Dünya Sağlık Örgütü’ne bağlı Uluslararası Kanser Araştırmaları Ajansı, 2016’da çok sıcak içecekleri “muhtemelen insanlarda kanserojen” olarak sınıflandırmıştı.
Son yıllarda Güney Amerika, Orta Doğu ve Asya’dan sonra Avrupa’da yapılan geniş çaplı araştırmalar da bu bağlantıyı doğruladı. İngiltere’de yarım milyon kişi üzerinde yapılan bir çalışmada, günde sekiz fincandan fazla çok sıcak çay veya kahve içenlerin, içmeyenlere kıyasla altı kat daha fazla özofagus kanseri riski taşıdığı bulundu.
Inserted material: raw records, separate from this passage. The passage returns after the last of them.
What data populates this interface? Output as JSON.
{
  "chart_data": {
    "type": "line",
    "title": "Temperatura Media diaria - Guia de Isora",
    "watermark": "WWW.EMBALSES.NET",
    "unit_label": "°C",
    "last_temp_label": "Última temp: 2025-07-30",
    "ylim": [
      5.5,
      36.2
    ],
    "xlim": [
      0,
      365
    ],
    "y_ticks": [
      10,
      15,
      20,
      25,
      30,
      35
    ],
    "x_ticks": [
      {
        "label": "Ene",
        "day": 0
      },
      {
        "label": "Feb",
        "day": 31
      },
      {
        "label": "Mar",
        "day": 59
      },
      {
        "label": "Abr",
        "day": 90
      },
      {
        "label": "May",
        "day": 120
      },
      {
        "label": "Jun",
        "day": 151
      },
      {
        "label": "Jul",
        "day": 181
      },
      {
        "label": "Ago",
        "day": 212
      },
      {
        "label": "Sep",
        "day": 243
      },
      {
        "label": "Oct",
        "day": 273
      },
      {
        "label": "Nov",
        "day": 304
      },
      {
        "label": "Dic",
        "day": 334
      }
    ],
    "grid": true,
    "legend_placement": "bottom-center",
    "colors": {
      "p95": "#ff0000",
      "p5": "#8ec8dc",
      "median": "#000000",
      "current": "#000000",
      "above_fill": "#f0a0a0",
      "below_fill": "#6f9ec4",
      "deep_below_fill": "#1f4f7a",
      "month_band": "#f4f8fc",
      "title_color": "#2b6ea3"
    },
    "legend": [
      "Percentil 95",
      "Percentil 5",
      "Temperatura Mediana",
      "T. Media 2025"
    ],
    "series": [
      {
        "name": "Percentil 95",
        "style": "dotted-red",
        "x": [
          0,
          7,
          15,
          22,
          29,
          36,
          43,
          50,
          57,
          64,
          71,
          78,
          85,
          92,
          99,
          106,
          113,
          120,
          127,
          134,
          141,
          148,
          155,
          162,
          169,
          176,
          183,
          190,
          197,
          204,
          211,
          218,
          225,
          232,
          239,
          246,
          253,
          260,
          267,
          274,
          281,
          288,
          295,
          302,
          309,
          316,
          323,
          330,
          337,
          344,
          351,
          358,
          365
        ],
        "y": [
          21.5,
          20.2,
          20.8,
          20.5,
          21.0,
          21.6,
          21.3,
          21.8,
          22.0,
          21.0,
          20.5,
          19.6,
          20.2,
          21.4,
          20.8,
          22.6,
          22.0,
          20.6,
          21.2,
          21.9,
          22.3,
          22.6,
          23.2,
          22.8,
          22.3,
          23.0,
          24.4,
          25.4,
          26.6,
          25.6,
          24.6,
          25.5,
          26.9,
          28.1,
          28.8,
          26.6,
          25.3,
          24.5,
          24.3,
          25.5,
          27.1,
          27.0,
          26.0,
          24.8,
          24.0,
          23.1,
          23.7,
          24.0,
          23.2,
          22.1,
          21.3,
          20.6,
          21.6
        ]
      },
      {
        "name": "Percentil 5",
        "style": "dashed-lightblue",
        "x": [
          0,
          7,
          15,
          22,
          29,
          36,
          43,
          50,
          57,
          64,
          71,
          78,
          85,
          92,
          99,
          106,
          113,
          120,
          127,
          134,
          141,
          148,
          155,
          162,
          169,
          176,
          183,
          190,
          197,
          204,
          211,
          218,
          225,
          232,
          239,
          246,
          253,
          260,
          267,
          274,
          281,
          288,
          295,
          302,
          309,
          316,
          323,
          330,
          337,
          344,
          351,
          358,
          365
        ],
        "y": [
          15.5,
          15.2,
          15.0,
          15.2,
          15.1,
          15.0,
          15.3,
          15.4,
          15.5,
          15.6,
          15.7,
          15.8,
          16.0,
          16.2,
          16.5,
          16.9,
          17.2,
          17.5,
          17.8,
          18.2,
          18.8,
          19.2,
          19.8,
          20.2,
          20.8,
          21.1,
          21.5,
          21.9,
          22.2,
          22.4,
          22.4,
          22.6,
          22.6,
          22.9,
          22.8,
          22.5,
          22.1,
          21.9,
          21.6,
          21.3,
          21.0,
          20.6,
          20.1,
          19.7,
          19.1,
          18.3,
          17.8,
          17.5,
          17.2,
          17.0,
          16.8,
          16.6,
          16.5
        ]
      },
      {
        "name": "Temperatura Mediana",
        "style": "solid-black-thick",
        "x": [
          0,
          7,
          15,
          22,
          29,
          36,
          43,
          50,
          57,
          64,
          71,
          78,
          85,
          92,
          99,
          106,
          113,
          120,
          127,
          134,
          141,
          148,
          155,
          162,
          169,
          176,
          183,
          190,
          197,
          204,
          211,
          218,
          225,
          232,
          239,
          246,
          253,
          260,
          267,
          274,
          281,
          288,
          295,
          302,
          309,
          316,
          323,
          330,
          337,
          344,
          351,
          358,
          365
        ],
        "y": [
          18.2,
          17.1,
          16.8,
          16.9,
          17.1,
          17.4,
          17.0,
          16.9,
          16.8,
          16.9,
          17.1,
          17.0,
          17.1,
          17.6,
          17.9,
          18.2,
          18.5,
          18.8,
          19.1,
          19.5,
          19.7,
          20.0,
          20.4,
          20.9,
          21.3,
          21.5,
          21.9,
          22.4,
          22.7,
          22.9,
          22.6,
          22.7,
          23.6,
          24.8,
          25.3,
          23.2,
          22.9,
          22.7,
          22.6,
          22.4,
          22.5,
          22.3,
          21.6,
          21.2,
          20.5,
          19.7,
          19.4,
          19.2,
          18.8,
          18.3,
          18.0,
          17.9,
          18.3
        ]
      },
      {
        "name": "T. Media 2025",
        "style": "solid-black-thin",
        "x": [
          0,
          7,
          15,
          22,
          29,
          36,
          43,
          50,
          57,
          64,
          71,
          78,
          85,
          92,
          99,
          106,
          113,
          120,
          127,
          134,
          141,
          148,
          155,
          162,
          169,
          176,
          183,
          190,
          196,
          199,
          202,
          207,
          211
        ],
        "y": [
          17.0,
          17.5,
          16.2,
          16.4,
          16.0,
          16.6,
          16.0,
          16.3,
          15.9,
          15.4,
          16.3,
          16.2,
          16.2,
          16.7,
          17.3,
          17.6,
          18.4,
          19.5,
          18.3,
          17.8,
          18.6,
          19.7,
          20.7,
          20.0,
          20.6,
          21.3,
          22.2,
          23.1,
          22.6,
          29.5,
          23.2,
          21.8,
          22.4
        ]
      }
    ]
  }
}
TÜRÜ DEĞİL, SICAKLIĞI ÖNEMLİ
Uzmanlara göre sorun içeceğin türünden değil, sıcaklığından kaynaklanıyor. Çok sıcak sıvılar yemek borusunun hücrelerini yakarak zamanla kalıcı hasar bırakabiliyor. Bu durum, mide asidinin de ek hasar vermesine yol açarak kanser gelişimini kolaylaştırabiliyor.
Risk yalnızca sıcaklığa değil, içme hızına ve yudum büyüklüğüne de bağlı. 65 derecelik kahveden alınan büyük bir yudum, yemek borusunun iç sıcaklığını 10 dereceye kadar artırabiliyor. Bu da tekrarladığında kronik ısı hasarı oluşturabiliyor.
İDEAL SICAKLIK NE?
Araştırmalara göre kahve ve çay için ideal içim sıcaklığı yaklaşık 58 derece. Uzmanlar, içeceklerin beş dakika bekletilmesinin sıcaklığı 10–15 derece düşürdüğünü, karıştırma, üfleme, kapağı açma ya da biraz soğuk su veya süt eklemenin de güvenli hale getirdiğini belirtiyor.